Für manche der Ausbildungsberufe sei sogar ein FOS-Abschluss notwendig, etwa für den zum Kaufmann für Personaldienstleistungen. Das sagen drei Mitarbeiterinnen von Adidas in ihrem Vortrag. Sie berichten außerdem über die Ausbildungsberufe Einzelhandelskaufmann und Verkäufer. Besonders wichtig sei eine gute Bewerbung, die heraussticht, betonen die Referentinnen. Bewerbungen mit Rechtschreibfehlern, im schlimmsten Fall im Firmennamen, würden sofort aussortiert.

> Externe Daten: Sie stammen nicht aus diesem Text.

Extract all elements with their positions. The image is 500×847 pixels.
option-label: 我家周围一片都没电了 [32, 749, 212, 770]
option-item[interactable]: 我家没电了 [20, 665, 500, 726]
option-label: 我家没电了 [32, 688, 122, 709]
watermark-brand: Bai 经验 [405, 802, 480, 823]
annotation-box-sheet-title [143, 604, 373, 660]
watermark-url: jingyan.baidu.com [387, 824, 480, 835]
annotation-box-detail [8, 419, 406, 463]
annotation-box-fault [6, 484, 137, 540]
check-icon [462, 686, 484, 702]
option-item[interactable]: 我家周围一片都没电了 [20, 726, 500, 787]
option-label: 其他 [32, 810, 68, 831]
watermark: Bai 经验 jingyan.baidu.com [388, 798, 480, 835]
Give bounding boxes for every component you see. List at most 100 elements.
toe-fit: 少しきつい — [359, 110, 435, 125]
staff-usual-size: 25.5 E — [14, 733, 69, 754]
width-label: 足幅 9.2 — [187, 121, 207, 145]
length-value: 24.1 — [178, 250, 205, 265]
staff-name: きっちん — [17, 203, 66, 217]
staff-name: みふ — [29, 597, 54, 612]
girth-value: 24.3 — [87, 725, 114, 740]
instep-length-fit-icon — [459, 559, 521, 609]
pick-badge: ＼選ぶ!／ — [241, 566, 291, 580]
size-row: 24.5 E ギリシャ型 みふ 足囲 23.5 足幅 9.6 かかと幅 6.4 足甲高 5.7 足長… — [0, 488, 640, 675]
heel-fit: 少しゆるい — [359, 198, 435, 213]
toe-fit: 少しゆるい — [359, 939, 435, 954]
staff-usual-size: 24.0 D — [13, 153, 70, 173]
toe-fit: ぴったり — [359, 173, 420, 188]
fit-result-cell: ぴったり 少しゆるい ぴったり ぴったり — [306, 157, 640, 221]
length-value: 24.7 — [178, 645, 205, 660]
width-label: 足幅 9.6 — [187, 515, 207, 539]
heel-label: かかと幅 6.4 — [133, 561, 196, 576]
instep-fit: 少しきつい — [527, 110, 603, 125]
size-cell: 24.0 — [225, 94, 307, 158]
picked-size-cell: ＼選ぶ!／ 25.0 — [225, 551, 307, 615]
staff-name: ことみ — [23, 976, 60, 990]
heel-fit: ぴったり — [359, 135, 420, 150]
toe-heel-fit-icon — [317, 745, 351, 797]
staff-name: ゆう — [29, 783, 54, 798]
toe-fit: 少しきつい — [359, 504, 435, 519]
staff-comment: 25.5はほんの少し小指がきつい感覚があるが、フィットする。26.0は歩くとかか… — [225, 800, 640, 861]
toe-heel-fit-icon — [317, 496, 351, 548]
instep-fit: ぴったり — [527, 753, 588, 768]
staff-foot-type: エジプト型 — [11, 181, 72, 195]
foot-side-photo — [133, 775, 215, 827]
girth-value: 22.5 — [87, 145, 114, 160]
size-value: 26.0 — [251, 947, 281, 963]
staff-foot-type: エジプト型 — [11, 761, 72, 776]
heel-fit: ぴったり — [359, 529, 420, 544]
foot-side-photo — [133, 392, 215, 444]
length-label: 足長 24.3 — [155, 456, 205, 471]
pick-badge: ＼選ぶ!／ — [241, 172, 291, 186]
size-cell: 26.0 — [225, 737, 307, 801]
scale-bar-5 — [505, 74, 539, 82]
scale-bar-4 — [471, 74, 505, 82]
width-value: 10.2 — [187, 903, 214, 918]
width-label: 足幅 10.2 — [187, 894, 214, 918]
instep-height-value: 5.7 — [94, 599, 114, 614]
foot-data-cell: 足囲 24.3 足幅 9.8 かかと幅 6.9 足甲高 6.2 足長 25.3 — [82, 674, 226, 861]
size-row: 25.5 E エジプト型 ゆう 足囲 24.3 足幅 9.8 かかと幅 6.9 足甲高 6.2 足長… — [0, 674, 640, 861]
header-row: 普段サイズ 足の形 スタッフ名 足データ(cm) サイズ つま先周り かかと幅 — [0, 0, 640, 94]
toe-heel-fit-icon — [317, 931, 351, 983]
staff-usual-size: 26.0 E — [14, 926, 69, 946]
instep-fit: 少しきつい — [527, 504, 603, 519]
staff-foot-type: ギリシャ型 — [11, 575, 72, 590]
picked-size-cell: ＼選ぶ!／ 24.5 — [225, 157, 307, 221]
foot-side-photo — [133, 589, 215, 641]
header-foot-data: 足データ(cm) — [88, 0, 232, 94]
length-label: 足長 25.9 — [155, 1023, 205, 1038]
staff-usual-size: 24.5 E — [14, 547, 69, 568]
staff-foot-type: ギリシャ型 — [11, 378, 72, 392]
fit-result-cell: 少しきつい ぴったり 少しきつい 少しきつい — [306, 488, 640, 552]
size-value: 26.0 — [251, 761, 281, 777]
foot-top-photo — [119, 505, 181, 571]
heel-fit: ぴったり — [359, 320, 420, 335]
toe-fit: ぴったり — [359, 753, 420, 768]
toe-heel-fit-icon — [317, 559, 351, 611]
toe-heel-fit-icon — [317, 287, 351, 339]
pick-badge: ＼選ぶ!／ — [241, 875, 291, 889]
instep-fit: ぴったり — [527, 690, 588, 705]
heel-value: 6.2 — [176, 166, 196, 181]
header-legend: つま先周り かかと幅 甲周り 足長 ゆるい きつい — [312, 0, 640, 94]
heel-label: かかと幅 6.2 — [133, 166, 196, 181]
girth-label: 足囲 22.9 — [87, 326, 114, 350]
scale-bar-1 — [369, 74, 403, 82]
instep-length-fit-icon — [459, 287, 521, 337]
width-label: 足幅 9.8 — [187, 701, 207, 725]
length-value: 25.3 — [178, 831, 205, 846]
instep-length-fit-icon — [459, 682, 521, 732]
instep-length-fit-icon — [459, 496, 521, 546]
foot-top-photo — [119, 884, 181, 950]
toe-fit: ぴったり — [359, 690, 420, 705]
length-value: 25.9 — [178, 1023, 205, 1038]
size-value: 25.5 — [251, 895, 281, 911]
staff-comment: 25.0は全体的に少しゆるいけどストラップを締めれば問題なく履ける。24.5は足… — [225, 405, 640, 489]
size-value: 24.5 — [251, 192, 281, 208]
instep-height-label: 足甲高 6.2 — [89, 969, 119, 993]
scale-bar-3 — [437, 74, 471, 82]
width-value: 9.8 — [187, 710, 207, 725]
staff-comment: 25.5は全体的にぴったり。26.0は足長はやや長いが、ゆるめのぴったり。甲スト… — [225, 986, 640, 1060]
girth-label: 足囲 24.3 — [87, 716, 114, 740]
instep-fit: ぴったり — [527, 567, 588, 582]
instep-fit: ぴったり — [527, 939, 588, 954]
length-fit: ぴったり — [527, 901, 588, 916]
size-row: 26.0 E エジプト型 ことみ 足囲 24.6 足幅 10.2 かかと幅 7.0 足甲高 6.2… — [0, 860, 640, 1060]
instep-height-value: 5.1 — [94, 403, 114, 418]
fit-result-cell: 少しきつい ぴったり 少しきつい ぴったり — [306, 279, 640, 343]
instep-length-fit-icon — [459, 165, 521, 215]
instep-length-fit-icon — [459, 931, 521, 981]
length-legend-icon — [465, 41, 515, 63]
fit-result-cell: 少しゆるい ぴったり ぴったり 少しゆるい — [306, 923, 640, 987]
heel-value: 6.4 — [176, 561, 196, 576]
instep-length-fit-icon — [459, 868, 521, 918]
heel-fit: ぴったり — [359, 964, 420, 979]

In einem anderen Klassenraum informiert Gerhard Menzel, Ausbildungsleiter bei der Firma Dennert, über die Berufe Industriekaufmann, Bauzeichner, Betonfertigteilbauer und Zimmerer. War das Publikum beim vorherigen Vortrag noch gut gemischt, trifft man in diesem Raum auf viele männliche Zuhörer. Besonders wichtig für die Berufswahl sei es, vorab genügend Praktika abzuleisten. "Macht viele Praktika. Streut diese in so viele Bereiche wie möglich. Sichert euch dadurch euren Beruf", so Menzel.



Janina Kopp

Janina Kopp weiß schon genau, was ihr Traumberuf ist: "Ich möchte irgendetwas mit Medizin oder Pflege machen. Ich mag es, Leuten zu helfen und für sie da zu sein. Ich will etwas Sinnvolles tun." Dafür hat die 15-Jährige schon Praktika im Höchstadter Krankenhaus und im Medizentrum in Erlangen absolviert. Weniger gefallen würde ihr ein Bürojob, bei dem man nur vor dem PC sitzt.


Darion Stappenbacher


Den Schulabschluss in der Tasche - und dann noch einmal freiwillig die Schulbank drücken? Das ist der Plan von Darion Stappenbacher. Er möchte sein allgemeines Abitur nachholen und einen Bundesfreiwilligendienst ableisten. Alternativ würde ihm auch eine Ausbildung zum Mechatroniker gefallen. Durch einen der vier Vorträge ist er auf den Beruf gekommen.


Sophia Willert

Welcher Beruf nichts für sie ist, das weiß Sophia Willert schon: "Ich will nichts Soziales machen, wie in einem Krankenhaus. Ich kann es nicht sehen, wenn es Leuten schlecht geht" Statt dessen möchte sie eine kaufmännische Ausbildung beginnen, wie ihre Mutter. Besonders wichtig in ihrem künftigen Beruf sind ihr nette Kollegen und ein gerechtes Gehalt. Außerdem würde sie gerne in der Region bleiben.